Esse questionamento leva a um projeto idealizado pela detenta Taystee (Danielle Brooks), uma das personagens presentes desde o início e que sempre sofreu muito. Ela cria um fundo financeiro que faz um empréstimo a uma detenta recém-liberada para que ela consiga estabilizar a sua vida nos primeiros meses de soltura. Quando a ex-detenta consegue um emprego que a permita se sustentar, ela devolve o dinheiro do empréstimo, que é redirecionado a uma próxima detenta. O projeto se chama Poussey Washington Fund, em homenagem à amiga Poussey.
As questões de assédio sexual e estupro também são abordadas na última temporada. Vemos o personagem Joe Caputo (Nick Sandow), que teve diversos comportamentos inapropriados com as detentas, ser exposto na internet pelo movimento #MeToo. A hashtag tem bastante relevância nos Estados Unidos por expor casos envolvendo, até mesmo, famosos.
Caputo sofre com as consequências da acusação, mas com muita dificuldade ele começa a compreender o motivo de estar errado, mesmo que o comportamento não diga o mesmo.
A deportação de imigrantes também é bem aprofundada nesta temporada. Algumas detentas já conhecidas desde o início, do núcleo latino, são soltas, mas logo capturadas pela ICE por estarem de forma ilegal nos Estados Unidos. Novas personagens aparecem também para contar como as políticas imigratórias são cruéis.
Em uma parte bem chocante, crianças com menos de 10 anos estão sozinhas no tribunal, precisando se defender sem a ajuda de um adulto e, muito menos, de um advogado.
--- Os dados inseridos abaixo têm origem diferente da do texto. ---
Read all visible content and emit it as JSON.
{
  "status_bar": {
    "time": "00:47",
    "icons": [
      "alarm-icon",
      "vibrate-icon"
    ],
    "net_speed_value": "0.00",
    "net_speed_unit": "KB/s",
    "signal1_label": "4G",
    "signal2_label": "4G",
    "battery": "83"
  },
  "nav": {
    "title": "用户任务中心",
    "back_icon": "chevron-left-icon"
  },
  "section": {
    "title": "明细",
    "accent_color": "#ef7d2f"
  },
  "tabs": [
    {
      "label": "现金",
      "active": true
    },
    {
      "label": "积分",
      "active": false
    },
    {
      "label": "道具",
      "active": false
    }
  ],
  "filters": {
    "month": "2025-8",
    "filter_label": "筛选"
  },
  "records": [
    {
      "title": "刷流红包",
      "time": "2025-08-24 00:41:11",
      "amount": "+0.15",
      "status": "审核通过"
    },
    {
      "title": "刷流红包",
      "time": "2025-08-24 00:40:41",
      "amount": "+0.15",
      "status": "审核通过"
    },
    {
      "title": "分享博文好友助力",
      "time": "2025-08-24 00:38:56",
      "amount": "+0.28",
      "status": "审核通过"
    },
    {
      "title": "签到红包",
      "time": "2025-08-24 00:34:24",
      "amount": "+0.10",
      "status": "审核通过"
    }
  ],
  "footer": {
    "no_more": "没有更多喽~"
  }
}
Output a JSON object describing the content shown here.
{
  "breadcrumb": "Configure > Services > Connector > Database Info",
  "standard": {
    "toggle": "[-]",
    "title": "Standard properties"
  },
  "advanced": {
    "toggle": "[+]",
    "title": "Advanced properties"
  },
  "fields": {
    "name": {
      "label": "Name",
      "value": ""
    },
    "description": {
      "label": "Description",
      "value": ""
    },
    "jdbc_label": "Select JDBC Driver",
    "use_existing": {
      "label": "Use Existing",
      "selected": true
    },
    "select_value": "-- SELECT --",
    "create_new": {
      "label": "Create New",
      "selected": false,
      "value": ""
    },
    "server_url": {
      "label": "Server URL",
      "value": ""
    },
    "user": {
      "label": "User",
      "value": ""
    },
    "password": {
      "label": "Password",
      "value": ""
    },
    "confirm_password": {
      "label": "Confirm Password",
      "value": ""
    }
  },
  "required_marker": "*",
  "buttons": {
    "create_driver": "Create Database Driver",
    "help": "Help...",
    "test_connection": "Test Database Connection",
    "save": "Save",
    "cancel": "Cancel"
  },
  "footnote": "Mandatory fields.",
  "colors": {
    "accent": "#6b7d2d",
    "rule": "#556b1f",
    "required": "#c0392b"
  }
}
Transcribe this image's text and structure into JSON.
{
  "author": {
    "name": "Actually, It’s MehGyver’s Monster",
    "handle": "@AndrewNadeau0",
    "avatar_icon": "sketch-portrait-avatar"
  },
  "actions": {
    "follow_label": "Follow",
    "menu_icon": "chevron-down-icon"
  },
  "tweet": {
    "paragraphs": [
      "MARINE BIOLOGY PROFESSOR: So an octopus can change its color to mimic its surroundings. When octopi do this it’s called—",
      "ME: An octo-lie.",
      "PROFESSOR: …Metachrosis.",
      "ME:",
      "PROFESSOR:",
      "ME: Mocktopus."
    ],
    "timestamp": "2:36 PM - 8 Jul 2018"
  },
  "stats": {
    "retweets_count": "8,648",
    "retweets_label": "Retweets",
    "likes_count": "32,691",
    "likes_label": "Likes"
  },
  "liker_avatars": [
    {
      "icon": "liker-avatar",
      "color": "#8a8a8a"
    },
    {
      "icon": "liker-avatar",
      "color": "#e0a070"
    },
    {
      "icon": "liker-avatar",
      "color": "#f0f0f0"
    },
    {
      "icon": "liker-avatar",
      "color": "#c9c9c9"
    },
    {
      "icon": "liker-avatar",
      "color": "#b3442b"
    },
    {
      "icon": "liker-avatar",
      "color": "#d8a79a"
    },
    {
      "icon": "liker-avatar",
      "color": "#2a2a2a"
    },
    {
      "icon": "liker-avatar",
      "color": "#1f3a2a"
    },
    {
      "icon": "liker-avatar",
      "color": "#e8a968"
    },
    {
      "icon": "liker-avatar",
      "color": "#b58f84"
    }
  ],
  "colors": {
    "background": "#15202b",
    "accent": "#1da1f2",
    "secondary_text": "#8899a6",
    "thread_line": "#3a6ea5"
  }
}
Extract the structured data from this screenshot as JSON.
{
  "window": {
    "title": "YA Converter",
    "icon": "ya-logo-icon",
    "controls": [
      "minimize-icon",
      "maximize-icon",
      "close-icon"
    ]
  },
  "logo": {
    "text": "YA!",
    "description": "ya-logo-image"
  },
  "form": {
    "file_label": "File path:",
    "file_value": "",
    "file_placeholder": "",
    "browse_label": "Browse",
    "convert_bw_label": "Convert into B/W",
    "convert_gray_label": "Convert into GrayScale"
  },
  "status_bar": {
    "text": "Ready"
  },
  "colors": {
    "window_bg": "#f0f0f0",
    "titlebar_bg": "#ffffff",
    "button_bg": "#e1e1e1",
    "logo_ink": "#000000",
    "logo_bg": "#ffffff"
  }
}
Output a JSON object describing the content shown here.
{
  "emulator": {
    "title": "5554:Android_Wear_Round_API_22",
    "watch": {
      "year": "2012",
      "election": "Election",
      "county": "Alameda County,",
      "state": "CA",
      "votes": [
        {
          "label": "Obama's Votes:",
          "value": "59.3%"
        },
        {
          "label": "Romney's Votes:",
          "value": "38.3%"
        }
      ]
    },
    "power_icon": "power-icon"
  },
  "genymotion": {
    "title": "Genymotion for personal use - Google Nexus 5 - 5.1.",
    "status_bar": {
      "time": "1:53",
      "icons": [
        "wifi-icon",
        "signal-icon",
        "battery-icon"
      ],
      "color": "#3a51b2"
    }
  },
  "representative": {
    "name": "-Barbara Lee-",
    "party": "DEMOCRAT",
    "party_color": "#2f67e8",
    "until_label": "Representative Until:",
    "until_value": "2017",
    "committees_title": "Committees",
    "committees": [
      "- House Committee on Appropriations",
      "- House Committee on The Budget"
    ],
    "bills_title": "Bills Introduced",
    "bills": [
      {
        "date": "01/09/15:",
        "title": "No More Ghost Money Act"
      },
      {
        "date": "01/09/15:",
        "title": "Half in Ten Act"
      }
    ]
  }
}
Em um determinado momento, é perguntado se eles têm um advogado de defesa, mas, sem entender o que estava acontecendo, não sabem o que responder.
Outra forma de debater o problema do estupro e aborto foi mostrar uma nova personagem que havia sido estuprada enquanto cruzava a fronteira dos Estados Unidos, o que acabou a deixando grávida. Ela não quer ter o filho devido ao trauma, mas também não é algo colaborado pela polícia. Isso também é uma crítica à recente medida de alguns estados norte-americanos que querem dificultar e criminalizar o processo. A imigrante, no entanto, conta com a ajuda de Natalie (Alysia Reiner), que consegue um comprimido para ajudá-la no aborto.
Acabou bem, sem muito alarde
Por fim, a sétima e última temporada de Orange Is The New Black acabou sem muita confusão, sem muitos desastres e com pouco nervosismo, sendo apenas uma temporada de conclusões. Vimos os casos citados nesta crítica como foco, fazendo com que a crítica social existente na série também não passasse despercebida nestes últimos episódios, mas também vimos os desfechos dos personagens que restaram, alguns aparecendo só no final em forma de despedida.
Uma das personagens mais marcantes e que impactaram bastante a história da trama é Red (Kate Mulgrew), uma idosa russa que acaba desenvolvendo demência, precisando agora apenas ter uma vida calma e tranquila. Vimos também que Lorna Morello (Yael Stone) também tem a sua condição psicológica afetada, chegando a ignorar o fato de que seu filho havia morrido ainda recém-nascido e fingindo nas redes sociais que ele ainda estava vivo.
Daya (Dascha Polanco), que também foi bastante importante para a série e que carrega uma coleção de traumas, se vê mais envolvida no tráfico de drogas e violência do que nunca. Tiffany (Taryn Manning), infelizmente, acaba morrendo; Suzanne (Uzo Aduba) também continua com a mesma condição psicológica e com a mesma inocência de sempre.
Para alguns personagens, nada muda, nem eles passam por algum momento de reviravolta impactante. Entre solturas, deportações e penas ainda sendo cumpridas, chegamos ao fechamento de Orange is The New Black, mas nem todos com um final feliz. Poderia ter acabado antes, mas o encerramento conseguiu acontecer no tempo certo.